PARA QUEM SE ACHA FRACASSADO NO AMOR


O manhoso urso amoroso do pintor José Cláudio

Sinto muito em decepcioná-la, você não é tão culpada assim pelo seu próprio fracasso amoroso. Vem comigo -na psicanálise selvagem- que eu explico.
O amor, muitas vezes, talvez nem dependa de mim, de você, de ninguém.
Não foi aquilo que você falou enviesado, besteirinha de nada, que provocou a desordem. Muito menos a paranoia com o seu corpo.
“Foi tudo culpa do amor” é apenas uma bela canção de Odair José, um dos meus ídolos do cancioneiro romântico.
Sequer foram os astros e a sua mania mística de achar que o retorno de Saturno é mais importante do que o eterno retorno do filósofo do bigode de quem engoliu as andorinhas de todos os verões.
Você talvez não tenha muito a ver com o insucesso na continuidade das coisas como você pensa. Sinto muito.
Um post à guisa de conformismo? Não, no, non, nada disso.
É que são milhares de cartas que se acumulam aqui no consultório de Miss Corações Solitários, a madame que socorre os aflitos neste blog do amor e da sorte, todas as cartinhas com o mesmo assunto: que passa, nunca houve tanto desencontro, “o problema sou eu?”, como pode?

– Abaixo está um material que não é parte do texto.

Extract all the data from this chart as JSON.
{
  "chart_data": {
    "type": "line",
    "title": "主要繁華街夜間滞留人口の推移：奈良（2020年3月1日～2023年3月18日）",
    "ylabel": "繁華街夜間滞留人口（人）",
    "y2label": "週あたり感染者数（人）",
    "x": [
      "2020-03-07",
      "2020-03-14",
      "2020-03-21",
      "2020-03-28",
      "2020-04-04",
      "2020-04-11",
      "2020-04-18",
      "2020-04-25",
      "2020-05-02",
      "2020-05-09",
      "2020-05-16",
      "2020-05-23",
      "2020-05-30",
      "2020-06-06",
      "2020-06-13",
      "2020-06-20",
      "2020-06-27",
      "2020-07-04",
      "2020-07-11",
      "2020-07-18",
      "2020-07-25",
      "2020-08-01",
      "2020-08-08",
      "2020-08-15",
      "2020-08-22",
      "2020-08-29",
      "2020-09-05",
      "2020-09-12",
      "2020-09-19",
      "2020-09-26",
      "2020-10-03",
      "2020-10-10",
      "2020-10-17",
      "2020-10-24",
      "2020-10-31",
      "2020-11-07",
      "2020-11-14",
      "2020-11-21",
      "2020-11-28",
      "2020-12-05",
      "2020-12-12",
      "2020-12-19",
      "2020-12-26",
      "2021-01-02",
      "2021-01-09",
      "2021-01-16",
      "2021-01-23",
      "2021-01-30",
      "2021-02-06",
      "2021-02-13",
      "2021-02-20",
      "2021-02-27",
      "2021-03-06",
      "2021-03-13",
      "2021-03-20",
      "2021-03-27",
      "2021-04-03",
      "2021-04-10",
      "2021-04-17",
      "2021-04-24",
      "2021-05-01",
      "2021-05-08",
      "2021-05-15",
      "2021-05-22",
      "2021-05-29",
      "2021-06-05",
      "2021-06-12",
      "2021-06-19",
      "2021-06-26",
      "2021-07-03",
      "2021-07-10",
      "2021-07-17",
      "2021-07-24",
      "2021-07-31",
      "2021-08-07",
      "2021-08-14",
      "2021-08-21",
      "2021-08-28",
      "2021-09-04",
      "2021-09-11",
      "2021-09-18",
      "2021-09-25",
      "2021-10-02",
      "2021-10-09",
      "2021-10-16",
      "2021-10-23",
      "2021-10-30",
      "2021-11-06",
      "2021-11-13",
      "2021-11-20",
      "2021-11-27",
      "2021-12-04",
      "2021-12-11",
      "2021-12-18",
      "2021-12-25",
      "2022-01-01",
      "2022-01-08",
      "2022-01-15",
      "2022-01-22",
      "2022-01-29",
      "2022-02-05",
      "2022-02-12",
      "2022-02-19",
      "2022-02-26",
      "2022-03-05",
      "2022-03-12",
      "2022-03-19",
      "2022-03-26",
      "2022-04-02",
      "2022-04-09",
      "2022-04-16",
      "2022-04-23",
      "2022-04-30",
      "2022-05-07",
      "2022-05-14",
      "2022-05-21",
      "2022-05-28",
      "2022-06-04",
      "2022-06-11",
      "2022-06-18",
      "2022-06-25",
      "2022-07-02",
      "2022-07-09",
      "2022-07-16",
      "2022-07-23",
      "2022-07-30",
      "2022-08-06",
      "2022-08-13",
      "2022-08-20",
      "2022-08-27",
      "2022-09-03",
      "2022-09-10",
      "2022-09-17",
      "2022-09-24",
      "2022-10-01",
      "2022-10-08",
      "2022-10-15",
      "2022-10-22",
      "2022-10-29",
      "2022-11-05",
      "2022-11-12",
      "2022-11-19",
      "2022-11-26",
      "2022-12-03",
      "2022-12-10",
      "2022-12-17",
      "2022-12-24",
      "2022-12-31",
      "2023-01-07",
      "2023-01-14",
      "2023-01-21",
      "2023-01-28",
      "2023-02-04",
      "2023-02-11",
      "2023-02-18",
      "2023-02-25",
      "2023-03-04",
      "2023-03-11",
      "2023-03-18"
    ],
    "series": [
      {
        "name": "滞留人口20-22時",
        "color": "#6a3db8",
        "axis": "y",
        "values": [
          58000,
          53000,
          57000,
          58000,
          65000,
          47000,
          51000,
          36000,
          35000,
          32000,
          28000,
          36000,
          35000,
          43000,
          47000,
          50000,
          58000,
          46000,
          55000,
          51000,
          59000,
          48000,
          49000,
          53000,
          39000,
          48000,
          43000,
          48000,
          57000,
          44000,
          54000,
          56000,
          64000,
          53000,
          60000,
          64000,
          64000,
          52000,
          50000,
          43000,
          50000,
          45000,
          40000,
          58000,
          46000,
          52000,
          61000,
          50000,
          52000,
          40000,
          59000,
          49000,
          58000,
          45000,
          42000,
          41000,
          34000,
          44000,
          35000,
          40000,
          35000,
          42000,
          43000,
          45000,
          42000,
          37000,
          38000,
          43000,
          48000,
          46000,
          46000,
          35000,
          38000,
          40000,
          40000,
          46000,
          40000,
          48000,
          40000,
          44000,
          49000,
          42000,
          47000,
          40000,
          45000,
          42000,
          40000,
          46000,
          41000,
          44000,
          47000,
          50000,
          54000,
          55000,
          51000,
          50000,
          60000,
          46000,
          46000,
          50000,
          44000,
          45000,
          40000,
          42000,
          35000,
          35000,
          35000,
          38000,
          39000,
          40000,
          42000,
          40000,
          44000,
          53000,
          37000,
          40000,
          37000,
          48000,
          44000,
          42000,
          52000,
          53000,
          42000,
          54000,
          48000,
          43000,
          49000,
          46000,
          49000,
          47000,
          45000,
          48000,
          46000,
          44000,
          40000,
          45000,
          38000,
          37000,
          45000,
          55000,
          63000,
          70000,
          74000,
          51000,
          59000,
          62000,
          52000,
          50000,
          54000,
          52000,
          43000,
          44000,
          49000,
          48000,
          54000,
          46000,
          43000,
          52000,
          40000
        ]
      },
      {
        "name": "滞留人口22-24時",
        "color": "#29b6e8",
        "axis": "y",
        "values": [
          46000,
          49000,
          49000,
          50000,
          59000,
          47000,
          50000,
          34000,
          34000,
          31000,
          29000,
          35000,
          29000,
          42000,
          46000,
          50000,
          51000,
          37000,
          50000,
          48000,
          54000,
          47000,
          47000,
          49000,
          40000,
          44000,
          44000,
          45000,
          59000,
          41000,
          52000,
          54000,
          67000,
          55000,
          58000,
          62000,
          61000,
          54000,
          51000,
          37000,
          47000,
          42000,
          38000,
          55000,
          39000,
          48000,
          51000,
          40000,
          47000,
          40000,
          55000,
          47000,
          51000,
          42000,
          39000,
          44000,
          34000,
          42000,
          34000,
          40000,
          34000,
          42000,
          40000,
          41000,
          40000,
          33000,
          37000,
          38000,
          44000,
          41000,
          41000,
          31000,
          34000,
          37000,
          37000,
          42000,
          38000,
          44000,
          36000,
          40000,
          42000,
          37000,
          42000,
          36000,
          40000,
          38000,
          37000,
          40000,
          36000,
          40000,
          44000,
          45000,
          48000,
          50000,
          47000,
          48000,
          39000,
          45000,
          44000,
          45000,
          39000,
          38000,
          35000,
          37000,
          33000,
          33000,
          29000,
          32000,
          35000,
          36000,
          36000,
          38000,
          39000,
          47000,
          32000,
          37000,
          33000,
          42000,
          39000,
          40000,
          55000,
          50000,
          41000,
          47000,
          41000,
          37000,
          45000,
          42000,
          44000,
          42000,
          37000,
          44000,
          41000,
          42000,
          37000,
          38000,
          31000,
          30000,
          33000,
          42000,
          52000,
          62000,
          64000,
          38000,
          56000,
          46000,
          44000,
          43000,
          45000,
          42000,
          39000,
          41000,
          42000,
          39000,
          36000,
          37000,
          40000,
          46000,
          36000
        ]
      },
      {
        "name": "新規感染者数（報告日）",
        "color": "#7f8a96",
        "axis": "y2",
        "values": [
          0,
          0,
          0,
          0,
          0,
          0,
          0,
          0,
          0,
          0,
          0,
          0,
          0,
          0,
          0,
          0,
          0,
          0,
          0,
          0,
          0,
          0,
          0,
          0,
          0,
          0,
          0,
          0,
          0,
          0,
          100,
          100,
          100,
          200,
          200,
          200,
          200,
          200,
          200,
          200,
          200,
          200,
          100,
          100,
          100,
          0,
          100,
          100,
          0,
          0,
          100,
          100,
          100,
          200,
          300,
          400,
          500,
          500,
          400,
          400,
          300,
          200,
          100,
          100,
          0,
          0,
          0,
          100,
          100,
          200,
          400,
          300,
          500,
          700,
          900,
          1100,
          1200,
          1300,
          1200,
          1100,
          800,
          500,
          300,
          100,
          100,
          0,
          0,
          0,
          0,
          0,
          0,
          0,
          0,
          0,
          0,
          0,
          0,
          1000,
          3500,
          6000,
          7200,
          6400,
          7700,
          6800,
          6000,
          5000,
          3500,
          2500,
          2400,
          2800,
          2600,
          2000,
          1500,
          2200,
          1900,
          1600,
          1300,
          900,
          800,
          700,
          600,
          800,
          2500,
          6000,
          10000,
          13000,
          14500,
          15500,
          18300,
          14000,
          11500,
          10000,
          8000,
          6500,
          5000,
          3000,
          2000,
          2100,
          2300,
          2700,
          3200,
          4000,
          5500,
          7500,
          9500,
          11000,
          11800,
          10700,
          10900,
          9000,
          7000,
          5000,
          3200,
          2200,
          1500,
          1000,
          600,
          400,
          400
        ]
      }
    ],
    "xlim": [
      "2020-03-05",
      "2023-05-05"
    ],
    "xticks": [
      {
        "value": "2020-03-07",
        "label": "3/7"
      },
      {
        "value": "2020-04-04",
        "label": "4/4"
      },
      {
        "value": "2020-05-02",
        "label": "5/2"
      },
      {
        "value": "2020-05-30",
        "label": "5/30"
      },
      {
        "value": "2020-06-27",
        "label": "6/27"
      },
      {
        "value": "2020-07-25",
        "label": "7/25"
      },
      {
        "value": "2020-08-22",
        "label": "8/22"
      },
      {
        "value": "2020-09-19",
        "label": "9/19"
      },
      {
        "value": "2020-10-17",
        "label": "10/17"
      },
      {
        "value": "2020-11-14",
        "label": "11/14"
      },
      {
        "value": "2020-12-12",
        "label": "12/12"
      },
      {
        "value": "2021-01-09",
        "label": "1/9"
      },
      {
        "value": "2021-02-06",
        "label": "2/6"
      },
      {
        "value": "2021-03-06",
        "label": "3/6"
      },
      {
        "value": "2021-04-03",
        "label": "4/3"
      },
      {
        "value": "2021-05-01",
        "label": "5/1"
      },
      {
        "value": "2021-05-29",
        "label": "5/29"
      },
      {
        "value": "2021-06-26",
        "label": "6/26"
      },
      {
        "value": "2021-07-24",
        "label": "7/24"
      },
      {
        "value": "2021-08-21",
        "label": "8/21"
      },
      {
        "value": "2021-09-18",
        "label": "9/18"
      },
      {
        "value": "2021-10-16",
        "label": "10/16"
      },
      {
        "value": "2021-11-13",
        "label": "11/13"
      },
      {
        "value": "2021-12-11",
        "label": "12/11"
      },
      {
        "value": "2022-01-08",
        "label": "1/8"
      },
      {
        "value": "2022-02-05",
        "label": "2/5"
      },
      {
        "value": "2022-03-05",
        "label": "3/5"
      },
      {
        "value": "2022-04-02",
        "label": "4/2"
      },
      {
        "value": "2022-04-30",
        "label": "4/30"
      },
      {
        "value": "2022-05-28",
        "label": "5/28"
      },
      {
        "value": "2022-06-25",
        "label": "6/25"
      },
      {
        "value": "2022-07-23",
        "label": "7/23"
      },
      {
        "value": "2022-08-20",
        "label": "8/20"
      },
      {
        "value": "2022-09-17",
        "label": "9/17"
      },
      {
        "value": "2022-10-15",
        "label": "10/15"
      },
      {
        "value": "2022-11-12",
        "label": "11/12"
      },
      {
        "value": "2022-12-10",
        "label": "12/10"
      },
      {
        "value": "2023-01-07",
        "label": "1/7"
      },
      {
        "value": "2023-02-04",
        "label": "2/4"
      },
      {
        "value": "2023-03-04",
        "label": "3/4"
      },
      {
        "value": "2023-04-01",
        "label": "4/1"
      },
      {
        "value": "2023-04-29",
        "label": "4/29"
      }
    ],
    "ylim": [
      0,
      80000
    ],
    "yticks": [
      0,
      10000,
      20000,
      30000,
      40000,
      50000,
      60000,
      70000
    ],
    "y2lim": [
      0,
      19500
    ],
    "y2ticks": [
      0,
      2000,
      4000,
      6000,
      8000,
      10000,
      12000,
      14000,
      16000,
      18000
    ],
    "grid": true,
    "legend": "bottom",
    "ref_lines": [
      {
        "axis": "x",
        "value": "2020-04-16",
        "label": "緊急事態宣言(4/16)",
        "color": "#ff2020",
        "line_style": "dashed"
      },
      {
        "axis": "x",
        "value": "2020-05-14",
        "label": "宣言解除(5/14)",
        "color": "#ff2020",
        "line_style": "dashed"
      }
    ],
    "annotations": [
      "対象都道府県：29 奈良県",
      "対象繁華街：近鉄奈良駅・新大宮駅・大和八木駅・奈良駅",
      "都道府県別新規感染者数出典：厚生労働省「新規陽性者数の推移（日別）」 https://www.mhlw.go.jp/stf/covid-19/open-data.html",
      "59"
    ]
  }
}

Não sou assim nenhuma mulher desprezível.
Não, o problema tampouco são os outros.
O inferno é mais embaixo.
Você ai que se vê toda completinha, pronta para o melhor da história, linda, gostosa, a tal da Física, tipo assim uma nação Pernambuco à espera da invasão do irreparável conde Maurício de Nassau, lindo, bonito e com todas as vantagens da companhia das Índias em busca do mascavo brasuca, se liga!
Que tal saber que século seculorum, um dos homens mais sábios do planeta, o doutor Lacan, quase um Freud mais palavroso e viajoso, já dizia, para o desespero e o calor fatal das bacurinhas de Paris e de Viena:
“Não há (sequer) a relação sexual”.
Nojento!
Mas é isso mesmo. O francês sustentava, como me explicam aqui os professores Marco A. Coutinho Jorge e Nadiá P. Ferreira, que a foda há, seja boa ou seja má.
Não existe, porém, é a complementaridade entre os sexos.
Sem essa de cara metade na cama.
Lacan radicaliza: não existe o outro sexo, portanto, necas de pitibirecas, não tem conversa, côncavo e convexo e outras melosidades.
A parada é outra: cada um fica inventando um gozo lá possível, isoladamente. O resto é lambuzamento e a ideia de viver junto, o consórcio, o aluguel, os vícios burgueses, os filhos, a sociedade, a satisfação, aí tudo dura ilusoriamente um tanto etc.
Doloroso.
Esse Lacan não sabe de nada do que é a vida como ela é, você diria. Já disse muito isso também na terceira vodka etc.
Apenas reflexões para a gente esquentar o coco juntos, me entenda. Reflexões.
Você sabe, minha nega, que, por mim, cuja educação sentimental é puro Mobral, não é qualquer sabedoriazinha iluminista que vai espalhar as brasas fumegantes e ignorantes do nosso churrasco do amor. Never more.
Diante, porém, de queixas tão generalizadas, matutei aqui com meus botões do Crato e o matulão de macho-jurubeba. É muito fácil ficar culpando apenas os metrossexuais, por exemplo, e outros tipos de fraquezas humanas.
É de arrombar se for tudo mais absurdo mesmo e sem jeito, como no pacote completo Alberto Camus da existência. Sem sequer uma viagem CVC de lua de mel a Porto Seguro.
É só para gente pensar, eu juro. Eu tenho fé que não é nada disso. E você, como tem se virado?